Strickland first goes to Paris and lives a destitute but defiantly content life there as an artist, lodging in run-down hotels and falling prey to both illness and hunger. Strickland cares nothing for physical comfort or needs, but is generously supported by a commercially successful yet unexceptional Dutch painter, Dirk Stroeve, who immediately recognizes Strickland's genius. After helping Strickland recover from a life-threatening condition, Stroeve is repaid by having his wife abandon him for Strickland. Strickland later discards the wife, who then commits suicide - yet another human casualty in Strickland's single-minded pursuit of Art and Beauty.
After the Paris episode, the story continues in Tahiti. Strickland has already died, and the narrator attempts to piece together his life there from the recollections of others. He finds that Strickland had taken up with a native woman and started painting profusely. We learn that Strickland had settled for a short while in the French port of Marseilles before traveling to Tahiti, where he lived for a few years before finally dying of leprosy. Strickland left behind numerous paintings, but his [magnum opus], which he painted on the walls of his hut in a half-crazed state of leprosy-induced blindness, was burnt down after his death by his wife under his orders.
The inspiration for this story, Paul Gauguin, is considered to be the founder of primitivism in art. The main differences between Gauguin and Strickland are that Gauguin was French rather than English, and whilst Maugham describes the character of Strickland as being ignorant of his contemporaries in Modern art, Gauguin himself was well acquainted with Van Gogh. How many of the details of the story are based on fact is not known. However, Maugham had visited the place where Gauguin lived in Tahiti, and purchased some glass panels painted by Gauguin in his final days.
The book was filmed by Albert Lewin in 1943.

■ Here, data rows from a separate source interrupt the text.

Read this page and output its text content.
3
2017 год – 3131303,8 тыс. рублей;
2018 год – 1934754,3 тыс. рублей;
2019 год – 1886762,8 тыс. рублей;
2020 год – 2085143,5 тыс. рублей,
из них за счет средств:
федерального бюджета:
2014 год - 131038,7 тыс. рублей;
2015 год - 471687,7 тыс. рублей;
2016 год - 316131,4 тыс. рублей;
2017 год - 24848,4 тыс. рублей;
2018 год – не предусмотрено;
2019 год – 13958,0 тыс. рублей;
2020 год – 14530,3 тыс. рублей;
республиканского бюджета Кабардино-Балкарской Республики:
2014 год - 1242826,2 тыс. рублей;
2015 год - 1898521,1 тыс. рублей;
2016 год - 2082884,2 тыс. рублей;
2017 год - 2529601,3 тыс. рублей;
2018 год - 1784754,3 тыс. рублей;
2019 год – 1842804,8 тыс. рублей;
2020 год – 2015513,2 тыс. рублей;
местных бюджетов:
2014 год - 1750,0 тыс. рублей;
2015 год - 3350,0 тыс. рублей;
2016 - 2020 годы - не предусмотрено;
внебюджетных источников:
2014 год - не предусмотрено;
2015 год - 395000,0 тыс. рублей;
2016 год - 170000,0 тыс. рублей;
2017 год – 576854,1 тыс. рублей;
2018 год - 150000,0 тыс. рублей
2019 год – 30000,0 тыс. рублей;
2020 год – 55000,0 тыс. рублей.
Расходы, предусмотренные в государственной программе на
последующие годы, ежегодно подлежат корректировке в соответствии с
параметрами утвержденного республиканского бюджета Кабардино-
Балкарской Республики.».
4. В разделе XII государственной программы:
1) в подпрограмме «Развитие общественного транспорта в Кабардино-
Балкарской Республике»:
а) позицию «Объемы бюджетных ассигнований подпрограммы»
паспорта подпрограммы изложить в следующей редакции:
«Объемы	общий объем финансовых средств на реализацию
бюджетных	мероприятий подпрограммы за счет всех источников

According to some sources, the title, the meaning of which is not explicitly revealed in the book, was taken from a review of Of Human Bondage in which the novel's protagonist, Philip Carey, is described as "so busy yearning for the moon that he never saw the sixpence at his feet." Presumably Strickland's "moon" is the idealistic realm of Art and Beauty, while the "sixpence" represents human relationships and the ordinary pleasures of life.